The UN is being controlled by all the economic giants and things like food insecurity are just a game for them because they create them and earn money off of it. They work ‘through us, not for us’, said Ali about them. Pakistan has been requesting aid from the IMF and World Bank for twenty-five dams and other agricultural projects since twenty-five years but they have been refused even though it could provide food, water and electricity. Rather the World Bank has suggested that these energies can be generated through the use of furnaces, for which Pakistan would need to buy extremely expensive furnace oil from them.

Ali seemed to be highly critical of the people who blame corrupt politicians for everything and don’t pinpoint the real root of evil; money.

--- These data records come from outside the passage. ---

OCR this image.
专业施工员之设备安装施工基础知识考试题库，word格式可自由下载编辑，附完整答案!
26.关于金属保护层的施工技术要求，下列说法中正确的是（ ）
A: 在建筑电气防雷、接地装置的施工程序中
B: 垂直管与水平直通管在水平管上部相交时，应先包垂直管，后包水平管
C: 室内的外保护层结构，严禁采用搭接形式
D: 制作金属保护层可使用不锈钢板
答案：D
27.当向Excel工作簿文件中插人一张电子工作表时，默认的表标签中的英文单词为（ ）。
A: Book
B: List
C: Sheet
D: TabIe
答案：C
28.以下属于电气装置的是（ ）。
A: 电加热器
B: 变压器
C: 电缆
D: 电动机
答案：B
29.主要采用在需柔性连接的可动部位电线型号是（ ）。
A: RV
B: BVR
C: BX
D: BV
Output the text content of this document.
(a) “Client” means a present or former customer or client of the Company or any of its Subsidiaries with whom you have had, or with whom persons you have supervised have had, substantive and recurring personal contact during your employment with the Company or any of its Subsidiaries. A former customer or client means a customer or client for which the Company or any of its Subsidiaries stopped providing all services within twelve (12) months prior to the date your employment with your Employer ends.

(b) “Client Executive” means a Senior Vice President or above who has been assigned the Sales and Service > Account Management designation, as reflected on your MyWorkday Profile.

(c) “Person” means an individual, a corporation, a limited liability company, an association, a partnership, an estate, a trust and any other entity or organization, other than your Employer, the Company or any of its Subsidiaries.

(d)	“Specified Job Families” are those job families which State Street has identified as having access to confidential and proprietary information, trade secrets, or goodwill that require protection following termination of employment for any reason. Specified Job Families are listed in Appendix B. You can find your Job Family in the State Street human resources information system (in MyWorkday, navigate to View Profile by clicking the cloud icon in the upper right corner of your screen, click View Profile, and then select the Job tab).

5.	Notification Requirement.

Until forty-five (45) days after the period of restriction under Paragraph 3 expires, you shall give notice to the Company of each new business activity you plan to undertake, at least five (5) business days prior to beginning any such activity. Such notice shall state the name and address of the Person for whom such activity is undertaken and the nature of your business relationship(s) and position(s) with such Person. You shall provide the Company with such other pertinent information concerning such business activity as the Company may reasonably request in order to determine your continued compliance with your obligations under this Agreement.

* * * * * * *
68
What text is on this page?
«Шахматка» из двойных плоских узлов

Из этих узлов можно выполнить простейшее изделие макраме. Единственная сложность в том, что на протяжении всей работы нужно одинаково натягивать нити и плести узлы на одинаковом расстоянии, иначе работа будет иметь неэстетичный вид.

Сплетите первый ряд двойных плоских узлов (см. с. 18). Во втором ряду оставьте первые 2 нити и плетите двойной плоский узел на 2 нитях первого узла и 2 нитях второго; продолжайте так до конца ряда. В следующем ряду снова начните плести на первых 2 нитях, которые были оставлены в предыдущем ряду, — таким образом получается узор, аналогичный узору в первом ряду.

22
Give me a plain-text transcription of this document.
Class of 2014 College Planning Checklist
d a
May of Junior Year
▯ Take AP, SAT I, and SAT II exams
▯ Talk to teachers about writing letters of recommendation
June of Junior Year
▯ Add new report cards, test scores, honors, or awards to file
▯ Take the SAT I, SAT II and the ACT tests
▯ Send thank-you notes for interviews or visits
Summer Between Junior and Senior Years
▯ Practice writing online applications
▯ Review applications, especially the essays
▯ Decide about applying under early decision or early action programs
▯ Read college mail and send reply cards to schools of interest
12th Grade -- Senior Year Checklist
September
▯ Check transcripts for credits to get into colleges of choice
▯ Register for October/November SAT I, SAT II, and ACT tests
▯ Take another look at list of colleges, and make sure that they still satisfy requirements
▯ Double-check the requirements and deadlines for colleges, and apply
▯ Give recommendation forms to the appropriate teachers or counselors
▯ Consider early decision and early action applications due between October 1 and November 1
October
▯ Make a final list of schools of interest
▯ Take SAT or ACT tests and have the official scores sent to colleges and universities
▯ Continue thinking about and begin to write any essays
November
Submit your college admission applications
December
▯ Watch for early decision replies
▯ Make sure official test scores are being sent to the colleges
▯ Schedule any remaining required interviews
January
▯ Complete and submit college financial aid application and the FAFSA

One needs to look into where it comes from and then where it goes. Even these people are pawns being used to the advantage of other more important figures hidden behind the veil. Revolutions taking place under the banner of the Arab Spring are merely a handshake towards the people of the Middle East from the West. Just because the dictators have been gotten rid of does not prove that the status quo has actually fallen and that the situation has changed, rather whichever new leader comes into power after this, would support the status quo, against the wishes of the people. The situation in Pakistan, for example has not changed with the removal of a dictatorship, rather the status quo is still maintained and protected.

All of these things may be considered as conspiracy theories but the truth is that they are worth thinking about, and it is up to the Global South to at least try to challenge the structure created by the Global North, or else perish.